Re: Solr Cloud sharding strategy

2016-03-07 Thread Erick Erickson
What do you mean "the rest of the cluster"? The routing is based on
the key provided. All of the "enu" prefixes will go to one of your
shards. All the "deu" docs will appear on one shard. All the "esp"
will be on one shard. All the "chs" docs will be on one shard.

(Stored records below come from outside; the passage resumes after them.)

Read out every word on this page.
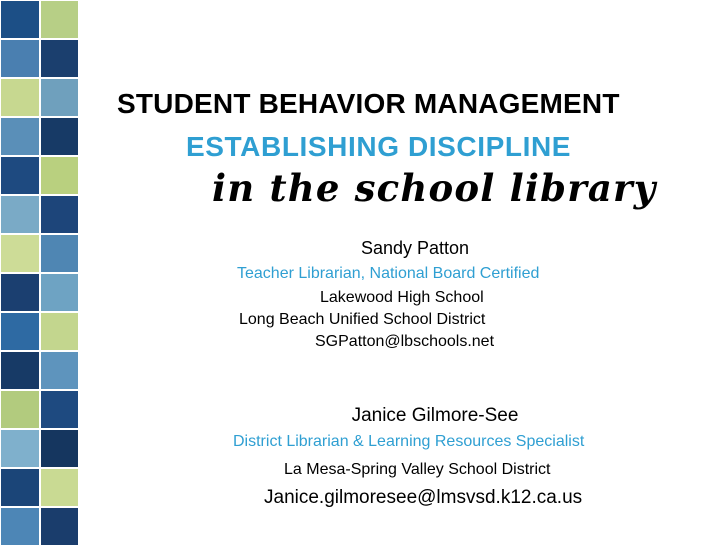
STUDENT BEHAVIOR MANAGEMENT
ESTABLISHING DISCIPLINE
in the school library
Sandy Patton
Teacher Librarian, National Board Certified
Lakewood High School
Long Beach Unified School District
SGPatton@lbschools.net
Janice Gilmore-See
District Librarian & Learning Resources Specialist
La Mesa-Spring Valley School District
Janice.gilmoresee@lmsvsd.k12.ca.us
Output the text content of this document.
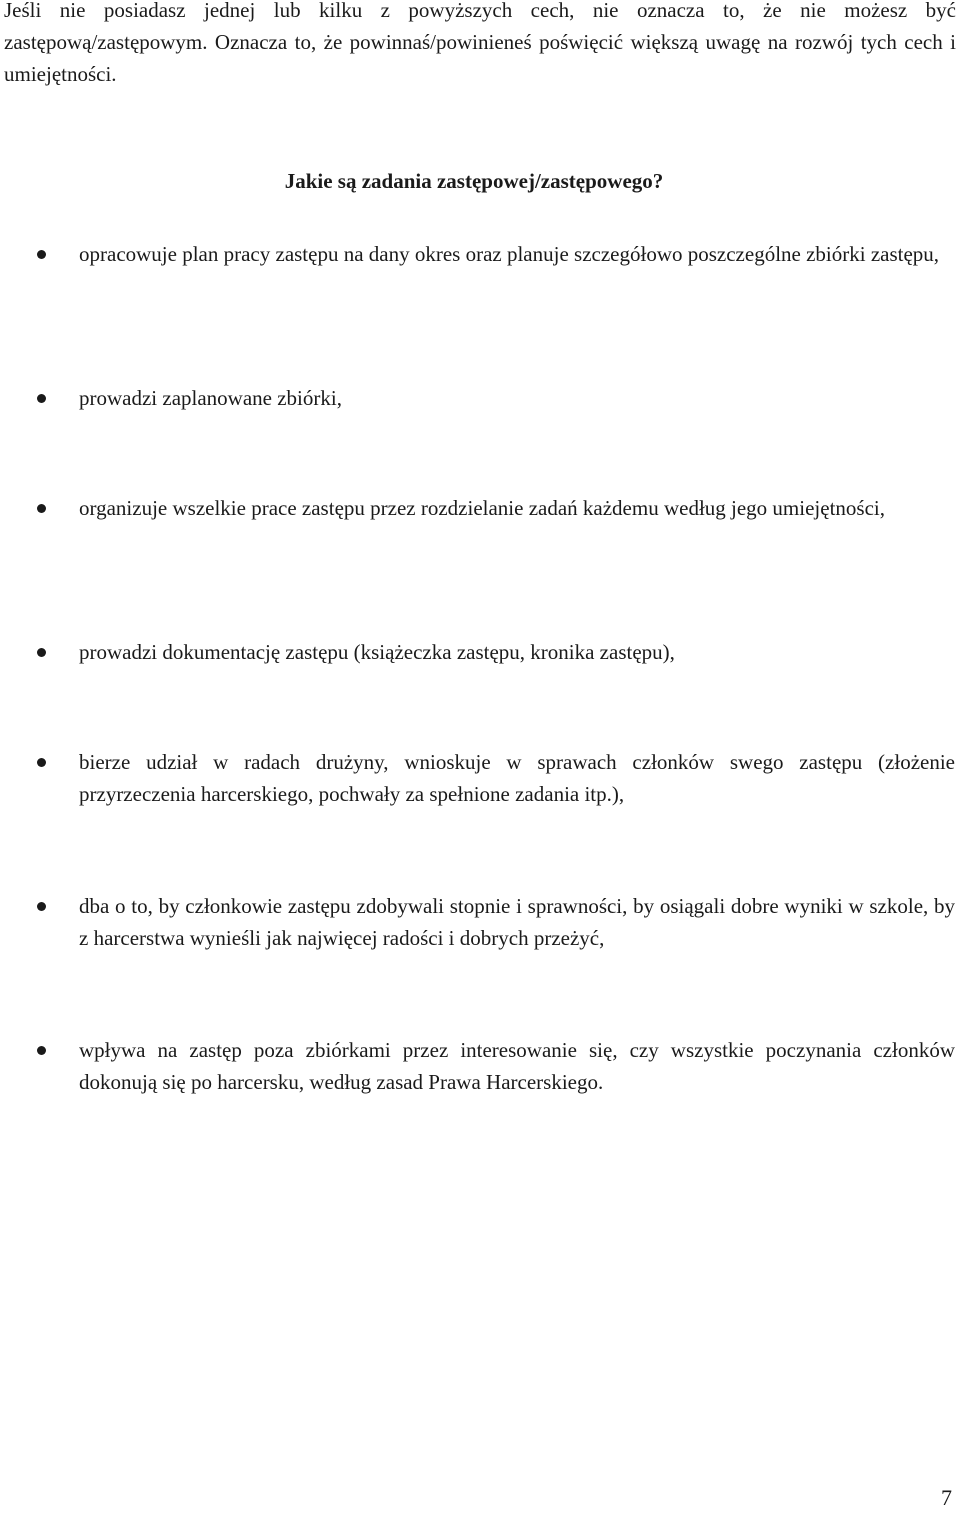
Jeśli nie posiadasz jednej lub kilku z powyższych cech, nie oznacza to, że nie możesz być zastępową/zastępowym. Oznacza to, że powinnaś/powinieneś poświęcić większą uwagę na rozwój tych cech i umiejętności.

Jakie są zadania zastępowej/zastępowego?
opracowuje plan pracy zastępu na dany okres oraz planuje szczegółowo poszczególne zbiórki zastępu,
prowadzi zaplanowane zbiórki,
organizuje wszelkie prace zastępu przez rozdzielanie zadań każdemu według jego umiejętności,
prowadzi dokumentację zastępu (książeczka zastępu, kronika zastępu),
bierze udział w radach drużyny, wnioskuje w sprawach członków swego zastępu (złożenie przyrzeczenia harcerskiego, pochwały za spełnione zadania itp.),
dba o to, by członkowie zastępu zdobywali stopnie i sprawności, by osiągali dobre wyniki w szkole, by z harcerstwa wynieśli jak najwięcej radości i dobrych przeżyć,
wpływa na zastęp poza zbiórkami przez interesowanie się, czy wszystkie poczynania członków dokonują się po harcersku, według zasad Prawa Harcerskiego.
7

Which shard will each go to? Good question. Especially when you have
small numbers of keys and/or one of the keys has a majority of your
corpus you can end up with very uneven distributions. If you require
individual control, what I'd do is create separate _collections_ for
each language, then use collection aliasing to have a single URL to
query. Of course that requires that you index to the correct
collection You could also create a collection for the language
with the most docs and one for "everything else". Or

The advantage here is that the collection can be tailored to the
number of docs. That is, the Spanish collection may be a single shard
whereas the English one may be 4 shards

But really, with a corpus this size I wouldn't worry about it. I
suspect you're over-thinking the problem.

And one addendum to Walter's comment... I often turn caching off (or
wy down) when doing perf testing if I can't mine logs for, say,
100K queries in an attempt to negate effects of caching, but that
doesn't force swapping though which is its weakness.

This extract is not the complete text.